The Eye, Streetwork I, no. 3, 1972, which photographically documents a street painting, is the oldest piece on display. It (prophetically) shows more of the young Colette—decked out in an outfit somewhere between Abba and Stevie Nicks—than of the painting itself. Colette stood out even at a moment when megalomania was the order of the day, even at a time when Guglielmo Achille Cavellini was busy plastering his self-commemorative stickers all over town. Although she has claimed that “ . . . art is magic and the making of art alchemy . . . ,” Colette’s art is strongest when it most closely approximates modalities of mass culture. It does this by way of its relationship to dandyism, or what she herself calls “reverse pop.” Just as the dandy strove to convert his physical self into a work of art, so her framed “Justine ‘I’m a Work of Art’ T-shirt Dresses” include photos of the artist standing in a crate, presumably reading some of the same lines on a painting behind a column at the rear of the gallery: “I’m a work of art; I’m fragile and fair./I’m a work of art; so handle me with care./I’m a work of art; you can look but not touch./I’m a work of art; be happy with that.”

Stenciled on the T-shirts were the words “Handle with Care” and “Work of Art—Fragile.” Over the years Colette has literally pieced together her own “rags to riches” (and back again) fashion sense from musty bolts of fabric. Her habitual dress incidentally recalls the young, affluent Baudelaire sandpapering his suits to keep them from looking too new, or the older, destitute Baudelaire restricting his gestures in order to conceal the holes in his clothing. When Colette is photographed wearing stockings, they always have runs and holes. Fiorucci produced one of her outfits, The Austrian Shade Dress, 1978, in a limited edition, and her overall style prefigured the New Romantic look popularized by Vivian Westwood. Curiously enough, some of this clothing (what Jonathan Crary called “walking architecture”) was literally cut from the material from which she made her environments—intimate bedrooms that harbored the artist sleeping in her birthday suit. From these environments she has also cut her “wall fragments”— paintinglike works that retain the baroque architectonic of the original drapery.

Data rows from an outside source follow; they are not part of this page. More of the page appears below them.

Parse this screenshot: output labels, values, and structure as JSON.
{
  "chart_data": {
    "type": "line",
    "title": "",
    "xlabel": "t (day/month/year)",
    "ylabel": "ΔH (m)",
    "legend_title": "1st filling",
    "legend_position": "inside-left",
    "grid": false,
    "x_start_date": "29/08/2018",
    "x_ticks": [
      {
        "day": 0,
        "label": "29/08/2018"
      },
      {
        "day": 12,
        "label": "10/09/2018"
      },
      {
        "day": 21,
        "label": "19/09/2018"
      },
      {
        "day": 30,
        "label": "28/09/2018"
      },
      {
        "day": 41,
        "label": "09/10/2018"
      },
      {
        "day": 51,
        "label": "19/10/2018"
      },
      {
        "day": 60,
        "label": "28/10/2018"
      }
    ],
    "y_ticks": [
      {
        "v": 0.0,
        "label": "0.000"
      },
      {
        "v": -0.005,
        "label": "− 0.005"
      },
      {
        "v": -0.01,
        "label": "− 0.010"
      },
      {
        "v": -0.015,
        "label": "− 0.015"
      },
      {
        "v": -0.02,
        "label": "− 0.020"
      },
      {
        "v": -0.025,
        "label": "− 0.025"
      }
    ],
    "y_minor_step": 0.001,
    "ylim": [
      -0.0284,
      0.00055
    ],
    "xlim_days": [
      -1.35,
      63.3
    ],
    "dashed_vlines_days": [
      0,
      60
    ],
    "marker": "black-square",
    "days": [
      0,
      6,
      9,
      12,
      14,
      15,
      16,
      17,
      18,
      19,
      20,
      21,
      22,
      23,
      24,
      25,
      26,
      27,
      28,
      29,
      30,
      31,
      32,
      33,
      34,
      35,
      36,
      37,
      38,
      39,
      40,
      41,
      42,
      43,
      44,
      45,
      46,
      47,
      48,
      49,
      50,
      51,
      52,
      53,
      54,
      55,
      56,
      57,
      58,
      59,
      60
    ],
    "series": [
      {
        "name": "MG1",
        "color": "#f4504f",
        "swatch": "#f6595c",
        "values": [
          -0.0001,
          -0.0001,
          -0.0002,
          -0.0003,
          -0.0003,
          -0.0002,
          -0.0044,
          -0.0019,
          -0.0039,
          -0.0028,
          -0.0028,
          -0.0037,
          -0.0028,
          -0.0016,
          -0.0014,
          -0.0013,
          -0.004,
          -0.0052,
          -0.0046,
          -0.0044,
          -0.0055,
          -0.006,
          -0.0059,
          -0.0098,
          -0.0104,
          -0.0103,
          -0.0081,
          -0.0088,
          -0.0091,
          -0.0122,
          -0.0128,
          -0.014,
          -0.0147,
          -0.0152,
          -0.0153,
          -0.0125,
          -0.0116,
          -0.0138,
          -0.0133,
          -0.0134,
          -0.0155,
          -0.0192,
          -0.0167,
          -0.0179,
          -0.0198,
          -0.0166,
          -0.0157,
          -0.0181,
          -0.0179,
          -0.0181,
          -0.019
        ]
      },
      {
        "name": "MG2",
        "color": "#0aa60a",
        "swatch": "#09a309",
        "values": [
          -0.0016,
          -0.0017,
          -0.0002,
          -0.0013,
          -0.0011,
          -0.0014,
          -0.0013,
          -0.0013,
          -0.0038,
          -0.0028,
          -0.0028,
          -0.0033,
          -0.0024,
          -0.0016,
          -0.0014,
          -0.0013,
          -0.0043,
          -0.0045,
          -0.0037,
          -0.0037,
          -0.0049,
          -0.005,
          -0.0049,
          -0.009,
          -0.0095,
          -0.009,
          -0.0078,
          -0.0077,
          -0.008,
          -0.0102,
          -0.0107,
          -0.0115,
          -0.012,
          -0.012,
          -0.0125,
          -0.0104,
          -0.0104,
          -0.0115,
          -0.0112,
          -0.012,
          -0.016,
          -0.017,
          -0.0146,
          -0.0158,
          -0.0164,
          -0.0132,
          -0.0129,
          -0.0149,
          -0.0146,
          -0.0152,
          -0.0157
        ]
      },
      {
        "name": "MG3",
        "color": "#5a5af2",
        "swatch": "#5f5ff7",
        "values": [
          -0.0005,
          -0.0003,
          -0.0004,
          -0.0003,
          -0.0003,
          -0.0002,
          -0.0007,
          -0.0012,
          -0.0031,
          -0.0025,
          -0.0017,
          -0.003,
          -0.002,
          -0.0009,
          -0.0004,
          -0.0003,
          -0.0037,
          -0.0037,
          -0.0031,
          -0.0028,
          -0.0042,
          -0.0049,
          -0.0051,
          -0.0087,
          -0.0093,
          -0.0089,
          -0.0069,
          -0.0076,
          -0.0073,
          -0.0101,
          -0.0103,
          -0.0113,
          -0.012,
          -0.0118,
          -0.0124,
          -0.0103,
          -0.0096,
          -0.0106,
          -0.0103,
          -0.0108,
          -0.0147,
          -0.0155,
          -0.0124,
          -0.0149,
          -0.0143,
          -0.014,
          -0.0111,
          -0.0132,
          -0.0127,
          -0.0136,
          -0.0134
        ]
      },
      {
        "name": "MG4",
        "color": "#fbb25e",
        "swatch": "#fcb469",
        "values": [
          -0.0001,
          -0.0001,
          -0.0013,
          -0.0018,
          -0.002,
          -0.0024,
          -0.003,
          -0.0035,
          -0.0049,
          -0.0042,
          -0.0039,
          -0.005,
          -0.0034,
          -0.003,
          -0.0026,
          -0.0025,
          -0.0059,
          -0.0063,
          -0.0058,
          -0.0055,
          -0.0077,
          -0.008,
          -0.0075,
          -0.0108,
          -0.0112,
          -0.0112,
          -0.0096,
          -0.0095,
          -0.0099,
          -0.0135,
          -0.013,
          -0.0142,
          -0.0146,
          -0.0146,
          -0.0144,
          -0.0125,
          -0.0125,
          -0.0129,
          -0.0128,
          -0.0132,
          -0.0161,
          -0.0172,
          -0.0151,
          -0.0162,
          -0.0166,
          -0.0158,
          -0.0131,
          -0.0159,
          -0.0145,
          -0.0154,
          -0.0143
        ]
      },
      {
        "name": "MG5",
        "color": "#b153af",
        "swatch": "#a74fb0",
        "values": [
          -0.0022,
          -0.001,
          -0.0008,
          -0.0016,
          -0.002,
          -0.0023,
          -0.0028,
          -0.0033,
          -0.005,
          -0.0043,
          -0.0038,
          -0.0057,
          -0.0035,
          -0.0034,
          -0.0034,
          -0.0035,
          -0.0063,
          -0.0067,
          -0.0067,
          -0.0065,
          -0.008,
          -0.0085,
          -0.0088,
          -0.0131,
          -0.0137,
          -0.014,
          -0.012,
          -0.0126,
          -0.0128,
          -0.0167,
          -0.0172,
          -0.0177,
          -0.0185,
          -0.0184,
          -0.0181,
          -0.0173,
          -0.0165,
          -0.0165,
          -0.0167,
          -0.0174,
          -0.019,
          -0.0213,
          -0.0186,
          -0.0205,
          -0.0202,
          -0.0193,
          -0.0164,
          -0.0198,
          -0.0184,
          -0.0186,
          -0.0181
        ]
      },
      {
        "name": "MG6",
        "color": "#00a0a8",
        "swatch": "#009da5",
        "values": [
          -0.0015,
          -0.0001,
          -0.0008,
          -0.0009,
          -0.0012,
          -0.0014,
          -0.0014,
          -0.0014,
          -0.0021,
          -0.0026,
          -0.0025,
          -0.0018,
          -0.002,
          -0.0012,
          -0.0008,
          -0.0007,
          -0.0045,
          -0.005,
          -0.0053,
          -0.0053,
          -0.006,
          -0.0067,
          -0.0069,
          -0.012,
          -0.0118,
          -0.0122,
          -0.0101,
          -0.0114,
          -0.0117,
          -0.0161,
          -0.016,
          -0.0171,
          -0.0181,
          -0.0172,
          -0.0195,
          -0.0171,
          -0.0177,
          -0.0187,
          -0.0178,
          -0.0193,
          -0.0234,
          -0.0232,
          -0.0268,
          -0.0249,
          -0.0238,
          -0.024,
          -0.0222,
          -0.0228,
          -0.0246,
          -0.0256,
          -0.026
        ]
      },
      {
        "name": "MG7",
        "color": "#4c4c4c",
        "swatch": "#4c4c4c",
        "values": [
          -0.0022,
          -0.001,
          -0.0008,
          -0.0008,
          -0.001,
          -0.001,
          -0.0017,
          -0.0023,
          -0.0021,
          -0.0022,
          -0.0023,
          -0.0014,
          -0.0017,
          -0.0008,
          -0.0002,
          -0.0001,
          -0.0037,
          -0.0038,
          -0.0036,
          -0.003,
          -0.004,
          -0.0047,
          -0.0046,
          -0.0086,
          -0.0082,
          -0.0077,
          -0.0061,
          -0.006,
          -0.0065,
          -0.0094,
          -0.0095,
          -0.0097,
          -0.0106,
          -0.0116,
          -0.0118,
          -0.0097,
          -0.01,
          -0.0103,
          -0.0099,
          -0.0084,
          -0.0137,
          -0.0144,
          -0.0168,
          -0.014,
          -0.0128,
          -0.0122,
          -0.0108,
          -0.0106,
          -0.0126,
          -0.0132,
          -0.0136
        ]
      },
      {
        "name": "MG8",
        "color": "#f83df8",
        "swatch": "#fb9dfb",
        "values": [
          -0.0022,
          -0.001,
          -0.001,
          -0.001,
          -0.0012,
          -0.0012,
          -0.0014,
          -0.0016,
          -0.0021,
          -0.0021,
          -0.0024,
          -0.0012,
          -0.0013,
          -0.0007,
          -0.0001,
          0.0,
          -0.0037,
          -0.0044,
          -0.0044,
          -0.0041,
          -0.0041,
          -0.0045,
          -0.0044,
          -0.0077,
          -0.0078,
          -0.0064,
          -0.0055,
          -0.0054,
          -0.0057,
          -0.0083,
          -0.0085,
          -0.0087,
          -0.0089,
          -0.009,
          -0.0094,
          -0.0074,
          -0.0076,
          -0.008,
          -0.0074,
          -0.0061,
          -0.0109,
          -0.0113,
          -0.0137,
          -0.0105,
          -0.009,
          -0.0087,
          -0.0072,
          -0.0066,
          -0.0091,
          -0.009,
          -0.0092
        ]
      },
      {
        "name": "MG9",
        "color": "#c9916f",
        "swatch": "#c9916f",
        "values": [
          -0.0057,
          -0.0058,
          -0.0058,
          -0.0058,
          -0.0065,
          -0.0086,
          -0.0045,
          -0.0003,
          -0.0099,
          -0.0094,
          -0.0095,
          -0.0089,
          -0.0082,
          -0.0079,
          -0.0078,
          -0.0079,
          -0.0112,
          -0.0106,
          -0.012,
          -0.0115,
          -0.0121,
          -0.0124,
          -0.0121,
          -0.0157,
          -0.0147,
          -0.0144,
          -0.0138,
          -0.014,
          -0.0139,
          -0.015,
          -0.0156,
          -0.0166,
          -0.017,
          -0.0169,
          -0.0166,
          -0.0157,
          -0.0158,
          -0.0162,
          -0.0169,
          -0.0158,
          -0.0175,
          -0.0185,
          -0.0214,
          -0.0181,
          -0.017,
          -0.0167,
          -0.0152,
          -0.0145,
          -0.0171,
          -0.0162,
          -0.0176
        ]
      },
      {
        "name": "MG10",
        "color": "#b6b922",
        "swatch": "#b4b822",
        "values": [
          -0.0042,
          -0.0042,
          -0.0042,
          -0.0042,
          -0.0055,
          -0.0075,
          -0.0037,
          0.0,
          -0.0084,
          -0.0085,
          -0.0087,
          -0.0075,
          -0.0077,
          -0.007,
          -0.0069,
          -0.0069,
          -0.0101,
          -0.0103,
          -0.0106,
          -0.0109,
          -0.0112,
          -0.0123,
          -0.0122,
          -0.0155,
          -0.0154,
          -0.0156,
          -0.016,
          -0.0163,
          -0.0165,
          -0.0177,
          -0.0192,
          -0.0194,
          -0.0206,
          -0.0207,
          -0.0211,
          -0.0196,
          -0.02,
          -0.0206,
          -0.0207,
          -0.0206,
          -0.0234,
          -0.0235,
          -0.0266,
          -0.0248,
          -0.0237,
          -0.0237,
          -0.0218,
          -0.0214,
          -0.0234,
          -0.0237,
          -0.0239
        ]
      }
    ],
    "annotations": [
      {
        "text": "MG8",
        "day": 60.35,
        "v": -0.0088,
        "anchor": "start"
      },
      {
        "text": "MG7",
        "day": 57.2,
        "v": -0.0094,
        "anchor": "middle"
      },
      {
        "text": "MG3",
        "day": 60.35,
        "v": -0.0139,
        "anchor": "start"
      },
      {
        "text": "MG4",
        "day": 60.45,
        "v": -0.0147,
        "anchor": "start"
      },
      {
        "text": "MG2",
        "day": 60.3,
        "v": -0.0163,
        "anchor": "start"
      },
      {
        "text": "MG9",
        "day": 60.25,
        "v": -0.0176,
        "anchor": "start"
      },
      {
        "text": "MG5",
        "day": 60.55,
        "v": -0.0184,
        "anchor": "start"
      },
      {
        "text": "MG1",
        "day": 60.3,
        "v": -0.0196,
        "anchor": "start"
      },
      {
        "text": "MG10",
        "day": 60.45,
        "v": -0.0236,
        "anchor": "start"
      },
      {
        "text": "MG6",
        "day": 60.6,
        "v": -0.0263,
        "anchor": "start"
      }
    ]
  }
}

A sign in one collage at Rempire, I’m a Work of Art, Not a Porno Star, 1977–90, from the “Dial ‘C’ for Scandal” series, asks, “If men want to look at me, why shouldn’t they pay?” The provocation is clear and, by conflating prostitution with an attack on the masculine gaze, it cuts both ways, i.e., if men have to shell out, do women get comps? Moreover, what are we looking at when we look at Colette? Not so much the person brought up to bear her father’s name as a serial assortment of buttons and bows, ruffles and lace, silks and satins, rouge and mascara, corsets and garters . . . homologous with the melodramatic seriality of her fictive personae: Justine, Mata Hari, Olympia, Camille, Ophelia, Madame Récamier. The desire-cum-embarassment produced by these frills and enticements is not far from that felt by the heterosexual male who discovers he has just been ogling a drag queen. The environments especially—which Arturo Schwarz likened to “a smooth mass of tissues organized into fatty layers”—transmogrify the patriarchal sublime postulated by Burke and Kant. Instead of the customary alternation between terror and esthetic delight supposedly produced by the sight of an imposing cliff or mountain gorge, Colette plays men’s lust off their fear of subjugation by women—of being trapped in a dollhouse.